The provincial department has yet to respond to requests for comment on the saga, but has promised to issue a statement “shortly”. Last week, the department’s lawyers conceded in the North Gauteng High Court in Johannesburg that all protocols and regulations were flouted during the transaction.

Lawyer Dawie Joubert said the officials needed to be disciplined by the department, which should be followed by suspensions. In early December last year, Gauteng Premier David Makhura filed an affidavit in an application to freeze the accounts of A Re Ageng following allegations that their accounts were untrustworthy.

READ MORE: Makhura denies involvement in dodgy R10m payment

This was after a dispute between the department and A Re Ageng in which the department tried to send money to Life Esidimeni’s non-profit organisation, Life Recovery Centre, using A Re Ageng’s bank account as a conduit in October last year.

A Re Ageng director Mpuleng Lenyehelo smelled a rat when an amount of over R10 million was transferred into the NGO’s Absa Bank account with an untraceable account and reference number.

A similar transaction had taken place successfully to the same account in June last year, in which an amount of R13 million was sent to A Re Ageng with instructions to send the money to the Life Recovery Centre “as a matter of urgency”.

But this time, Lenyehelo only received a call two weeks later notifying her that the money was from the department.

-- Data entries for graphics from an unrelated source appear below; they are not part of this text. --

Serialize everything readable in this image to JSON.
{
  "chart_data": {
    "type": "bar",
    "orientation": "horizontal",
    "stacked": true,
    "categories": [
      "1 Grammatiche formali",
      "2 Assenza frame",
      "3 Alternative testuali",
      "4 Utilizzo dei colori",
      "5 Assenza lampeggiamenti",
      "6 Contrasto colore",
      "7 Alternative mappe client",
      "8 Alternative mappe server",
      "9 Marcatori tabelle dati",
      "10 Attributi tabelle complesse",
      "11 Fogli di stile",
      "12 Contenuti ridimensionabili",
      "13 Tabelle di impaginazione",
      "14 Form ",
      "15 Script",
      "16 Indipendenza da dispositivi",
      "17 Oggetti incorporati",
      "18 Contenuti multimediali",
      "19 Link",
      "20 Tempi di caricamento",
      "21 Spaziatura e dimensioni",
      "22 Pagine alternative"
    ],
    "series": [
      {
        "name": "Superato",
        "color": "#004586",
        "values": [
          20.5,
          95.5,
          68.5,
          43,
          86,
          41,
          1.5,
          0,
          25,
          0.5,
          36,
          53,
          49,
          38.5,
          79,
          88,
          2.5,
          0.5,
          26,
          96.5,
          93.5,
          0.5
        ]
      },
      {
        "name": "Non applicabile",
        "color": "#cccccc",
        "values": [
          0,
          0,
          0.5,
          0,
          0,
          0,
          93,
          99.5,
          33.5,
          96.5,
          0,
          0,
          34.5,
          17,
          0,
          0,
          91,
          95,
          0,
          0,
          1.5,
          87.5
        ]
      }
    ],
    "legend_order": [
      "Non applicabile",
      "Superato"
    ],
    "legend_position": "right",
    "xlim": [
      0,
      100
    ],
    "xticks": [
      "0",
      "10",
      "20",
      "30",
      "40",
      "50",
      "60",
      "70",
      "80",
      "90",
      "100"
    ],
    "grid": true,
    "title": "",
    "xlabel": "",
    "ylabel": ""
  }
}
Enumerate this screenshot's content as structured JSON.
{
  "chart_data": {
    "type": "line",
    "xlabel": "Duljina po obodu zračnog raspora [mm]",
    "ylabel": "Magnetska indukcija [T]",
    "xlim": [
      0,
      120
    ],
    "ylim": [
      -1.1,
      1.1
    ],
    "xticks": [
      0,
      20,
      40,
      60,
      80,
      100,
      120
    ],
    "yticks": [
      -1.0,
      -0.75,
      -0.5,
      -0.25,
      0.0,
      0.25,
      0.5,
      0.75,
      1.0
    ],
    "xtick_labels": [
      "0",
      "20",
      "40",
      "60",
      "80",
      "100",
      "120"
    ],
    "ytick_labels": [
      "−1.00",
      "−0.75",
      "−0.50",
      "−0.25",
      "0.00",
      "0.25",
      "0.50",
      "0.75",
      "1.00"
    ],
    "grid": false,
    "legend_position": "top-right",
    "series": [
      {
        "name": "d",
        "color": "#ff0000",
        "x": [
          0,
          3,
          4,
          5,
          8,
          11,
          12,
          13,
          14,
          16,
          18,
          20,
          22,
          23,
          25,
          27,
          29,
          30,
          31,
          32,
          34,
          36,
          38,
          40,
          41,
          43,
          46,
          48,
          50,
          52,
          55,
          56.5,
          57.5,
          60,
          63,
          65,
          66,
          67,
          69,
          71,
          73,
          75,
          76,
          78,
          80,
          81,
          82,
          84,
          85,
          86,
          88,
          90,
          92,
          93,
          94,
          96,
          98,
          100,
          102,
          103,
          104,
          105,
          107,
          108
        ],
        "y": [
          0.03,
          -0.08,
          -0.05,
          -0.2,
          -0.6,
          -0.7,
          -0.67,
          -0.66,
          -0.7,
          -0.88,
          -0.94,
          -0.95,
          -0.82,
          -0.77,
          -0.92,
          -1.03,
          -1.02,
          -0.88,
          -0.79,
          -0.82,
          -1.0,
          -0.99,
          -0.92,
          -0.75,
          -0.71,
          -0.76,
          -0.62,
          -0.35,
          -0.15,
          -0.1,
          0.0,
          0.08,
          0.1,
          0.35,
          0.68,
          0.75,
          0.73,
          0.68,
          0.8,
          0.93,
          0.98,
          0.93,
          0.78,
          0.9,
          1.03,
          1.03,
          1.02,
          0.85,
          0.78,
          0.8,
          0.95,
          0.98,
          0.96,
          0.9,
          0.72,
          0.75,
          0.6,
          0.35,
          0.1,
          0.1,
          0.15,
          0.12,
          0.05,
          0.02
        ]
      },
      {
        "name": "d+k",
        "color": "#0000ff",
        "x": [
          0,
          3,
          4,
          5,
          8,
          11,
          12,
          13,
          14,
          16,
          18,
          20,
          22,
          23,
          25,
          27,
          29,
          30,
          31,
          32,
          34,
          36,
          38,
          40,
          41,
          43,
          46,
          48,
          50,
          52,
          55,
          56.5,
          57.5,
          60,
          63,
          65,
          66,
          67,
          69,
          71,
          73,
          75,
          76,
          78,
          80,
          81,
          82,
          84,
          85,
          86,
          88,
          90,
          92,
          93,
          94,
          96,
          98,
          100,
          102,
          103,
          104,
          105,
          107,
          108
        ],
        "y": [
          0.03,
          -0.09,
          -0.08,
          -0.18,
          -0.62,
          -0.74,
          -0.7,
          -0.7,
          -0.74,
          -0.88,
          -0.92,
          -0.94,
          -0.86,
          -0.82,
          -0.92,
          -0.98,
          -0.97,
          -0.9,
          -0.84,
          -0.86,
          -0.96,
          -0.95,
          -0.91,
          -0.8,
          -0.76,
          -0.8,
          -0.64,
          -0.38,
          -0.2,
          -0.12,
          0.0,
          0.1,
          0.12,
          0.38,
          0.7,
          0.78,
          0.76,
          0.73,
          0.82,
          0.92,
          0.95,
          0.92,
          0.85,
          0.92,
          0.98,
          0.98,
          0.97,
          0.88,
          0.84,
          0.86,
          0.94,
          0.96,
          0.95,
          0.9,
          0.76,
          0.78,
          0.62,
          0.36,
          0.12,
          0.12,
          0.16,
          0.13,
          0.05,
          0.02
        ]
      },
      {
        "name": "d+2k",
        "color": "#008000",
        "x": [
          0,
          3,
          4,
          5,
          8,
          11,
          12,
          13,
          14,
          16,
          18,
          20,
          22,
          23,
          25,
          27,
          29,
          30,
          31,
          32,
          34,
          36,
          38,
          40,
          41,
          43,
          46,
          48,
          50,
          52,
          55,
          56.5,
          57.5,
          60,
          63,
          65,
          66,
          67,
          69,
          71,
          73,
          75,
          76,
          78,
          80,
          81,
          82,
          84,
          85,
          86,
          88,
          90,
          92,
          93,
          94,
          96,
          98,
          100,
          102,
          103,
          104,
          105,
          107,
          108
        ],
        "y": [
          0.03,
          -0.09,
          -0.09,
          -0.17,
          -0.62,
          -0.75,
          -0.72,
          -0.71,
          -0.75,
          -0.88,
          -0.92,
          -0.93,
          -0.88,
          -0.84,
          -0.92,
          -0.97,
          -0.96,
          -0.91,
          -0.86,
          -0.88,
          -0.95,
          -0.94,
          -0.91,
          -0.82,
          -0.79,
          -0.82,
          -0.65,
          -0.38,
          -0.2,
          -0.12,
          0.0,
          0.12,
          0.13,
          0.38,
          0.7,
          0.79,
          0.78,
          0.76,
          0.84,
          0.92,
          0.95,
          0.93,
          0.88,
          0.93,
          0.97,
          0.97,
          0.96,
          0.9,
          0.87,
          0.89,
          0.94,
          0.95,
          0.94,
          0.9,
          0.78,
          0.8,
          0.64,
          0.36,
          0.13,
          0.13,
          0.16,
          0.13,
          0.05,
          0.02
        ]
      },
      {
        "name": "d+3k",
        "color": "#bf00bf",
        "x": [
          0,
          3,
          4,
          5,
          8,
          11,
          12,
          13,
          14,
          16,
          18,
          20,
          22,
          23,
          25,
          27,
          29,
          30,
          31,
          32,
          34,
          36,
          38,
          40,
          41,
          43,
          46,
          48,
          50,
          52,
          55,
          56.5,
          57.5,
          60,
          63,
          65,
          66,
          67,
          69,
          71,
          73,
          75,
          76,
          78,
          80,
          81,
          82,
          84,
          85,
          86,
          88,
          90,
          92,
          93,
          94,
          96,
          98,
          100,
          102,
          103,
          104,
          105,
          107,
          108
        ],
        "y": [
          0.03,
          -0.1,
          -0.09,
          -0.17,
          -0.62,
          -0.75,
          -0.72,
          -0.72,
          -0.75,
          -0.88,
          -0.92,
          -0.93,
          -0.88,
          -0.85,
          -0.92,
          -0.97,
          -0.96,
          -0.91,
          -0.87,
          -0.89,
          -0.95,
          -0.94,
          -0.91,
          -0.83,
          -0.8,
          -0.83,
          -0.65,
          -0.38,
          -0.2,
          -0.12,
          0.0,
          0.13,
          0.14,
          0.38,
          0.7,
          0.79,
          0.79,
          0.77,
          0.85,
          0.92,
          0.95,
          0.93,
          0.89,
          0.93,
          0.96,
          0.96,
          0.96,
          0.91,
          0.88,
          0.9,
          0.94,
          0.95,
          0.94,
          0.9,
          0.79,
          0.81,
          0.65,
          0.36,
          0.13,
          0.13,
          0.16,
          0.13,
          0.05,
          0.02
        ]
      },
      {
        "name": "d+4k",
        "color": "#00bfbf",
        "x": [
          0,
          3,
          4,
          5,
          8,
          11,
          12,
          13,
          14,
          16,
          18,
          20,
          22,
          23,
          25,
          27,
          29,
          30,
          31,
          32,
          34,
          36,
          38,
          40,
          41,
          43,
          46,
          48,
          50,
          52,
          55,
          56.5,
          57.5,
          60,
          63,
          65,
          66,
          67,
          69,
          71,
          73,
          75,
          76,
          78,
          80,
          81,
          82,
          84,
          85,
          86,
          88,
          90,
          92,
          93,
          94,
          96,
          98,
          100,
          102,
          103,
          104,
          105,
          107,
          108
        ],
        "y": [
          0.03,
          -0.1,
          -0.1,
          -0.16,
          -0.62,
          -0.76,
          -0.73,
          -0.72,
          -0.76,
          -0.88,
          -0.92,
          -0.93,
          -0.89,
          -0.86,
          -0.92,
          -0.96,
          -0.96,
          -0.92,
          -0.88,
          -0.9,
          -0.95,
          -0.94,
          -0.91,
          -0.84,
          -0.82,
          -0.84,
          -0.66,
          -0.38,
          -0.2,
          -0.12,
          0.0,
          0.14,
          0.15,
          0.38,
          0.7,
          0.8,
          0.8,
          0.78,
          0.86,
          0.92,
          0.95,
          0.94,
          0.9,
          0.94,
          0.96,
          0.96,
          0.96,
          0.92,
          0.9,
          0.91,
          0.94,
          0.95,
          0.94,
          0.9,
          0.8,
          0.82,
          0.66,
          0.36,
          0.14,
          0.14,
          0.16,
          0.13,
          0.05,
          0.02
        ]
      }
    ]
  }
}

In her answering affidavit, Lenyehelo noted that while the department claimed that this transfer was a matter of urgency, no urgent application was brought before court in this regard.

When the second amount (R10 million) was sent in October, Lenyahelo said that things took a turn for the worse after she started asking questions.

Several incidences of suspected account hacking occurred before R5 million “disappeared” from the account and was paid to a fuel company.

The NGO claims it was not involved in the payment and that their account was hacked. The matter continues in court on Friday.